Molybdenum oxide grafted-polyaniline nanocomposite modified ITO electrode for electrochemical sensing of arsenic oxyanion

Potentiometric sensing of oxyanions such as arsenate over self-assembly engineered and chemically responsive molybdenum dioxide grafted polyaniline (PANI/MoO3) plated ITO glass electrode has been reported. FT-IR, XRD, SEM, EDX, STEM-mapping, Raman spec-troscopy, and N2 adsorption-desorption measurements were used to determine the impact of molecular architecture on the structure, morphology, and physical characteristics of PANI/MoO3. The obtained result implies the synthesis of a porous hybrid nanostructured material with enhanced orientated crystallinity, enhanced adsorption capacity, and responsiveness because of an optimized molecular structure and crystallinity alignment.
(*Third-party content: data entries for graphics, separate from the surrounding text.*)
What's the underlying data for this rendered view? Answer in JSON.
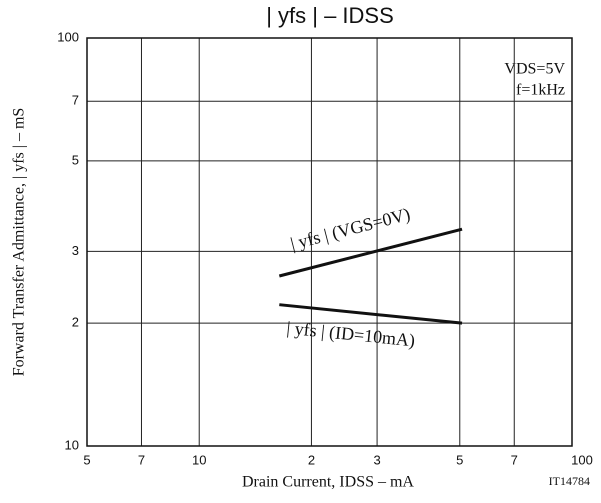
{
  "chart_data": {
    "type": "line",
    "title": "| yfs | – IDSS",
    "x_label": "Drain Current, IDSS – mA",
    "y_label": "Forward Transfer Admittance, | yfs | – mS",
    "annotations": [
      "VDS=5V",
      "f=1kHz"
    ],
    "figure_id": "IT14784",
    "xscale": "log",
    "yscale": "log",
    "grid": true,
    "xlim": [
      5,
      100
    ],
    "xticks": [
      5,
      7,
      10,
      {
        "value": 20,
        "label": "2"
      },
      {
        "value": 30,
        "label": "3"
      },
      {
        "value": 50,
        "label": "5"
      },
      {
        "value": 70,
        "label": "7"
      },
      100
    ],
    "ylim": [
      10,
      100
    ],
    "yticks": [
      10,
      {
        "value": 20,
        "label": "2"
      },
      {
        "value": 30,
        "label": "3"
      },
      {
        "value": 50,
        "label": "5"
      },
      {
        "value": 70,
        "label": "7"
      },
      100
    ],
    "series": [
      {
        "name": "| yfs | (VGS=0V)",
        "color": "#111111",
        "x": [
          16.4,
          50.7
        ],
        "values": [
          26.1,
          34.0
        ]
      },
      {
        "name": "| yfs | (ID=10mA)",
        "color": "#111111",
        "x": [
          16.4,
          50.7
        ],
        "values": [
          22.2,
          20.0
        ]
      }
    ]
  }
}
The limit of detection (LOD) for detecting As(V) ions by using PANI/MoO3 composite/ITO electrodes based on the differential pulse voltammetry technique (DPV) was found to be around 0.15 ppb. The interaction between arsenate and molybdate oxyanions led to the development of an induced potential, which helped to clarify the sensing mechanism, charge transfer, and shifting characteristics. For the on-site detection of residual arsenate in diverse environmental samples, the analytical performance of the produced electrode in a genuine sample was also investigated.(c) 2023 The Author(s). Published by Elsevier B.V. This is an open access article under the CC BY-NC-ND license (http://creativecommons.org/licenses/by-nc-nd/4.0/).

Automated summary

Potentiometric sensing of oxyanions such as arsenate was achieved using a self-assembly engineered and chemically responsive molybdenum dioxide grafted polyaniline (PANI/MoO3) plated ITO glass electrode. Characterization techniques were used to determine the impact of molecular architecture on the structure, morphology, and physical characteristics of PANI/MoO3, confirming enhanced crystallinity, adsorption capacity, and responsiveness. The LOD for As(V) ion detection using the PANI/MoO3 composite/ITO electrode was found to be 0.15 ppb, and the sensing mechanism, charge transfer, and shifting characteristics were elucidated through the interaction between arsenate and molybdate oxyanions. The electrode's analytical performance in detecting residual arsenate in diverse environmental samples was also investigated.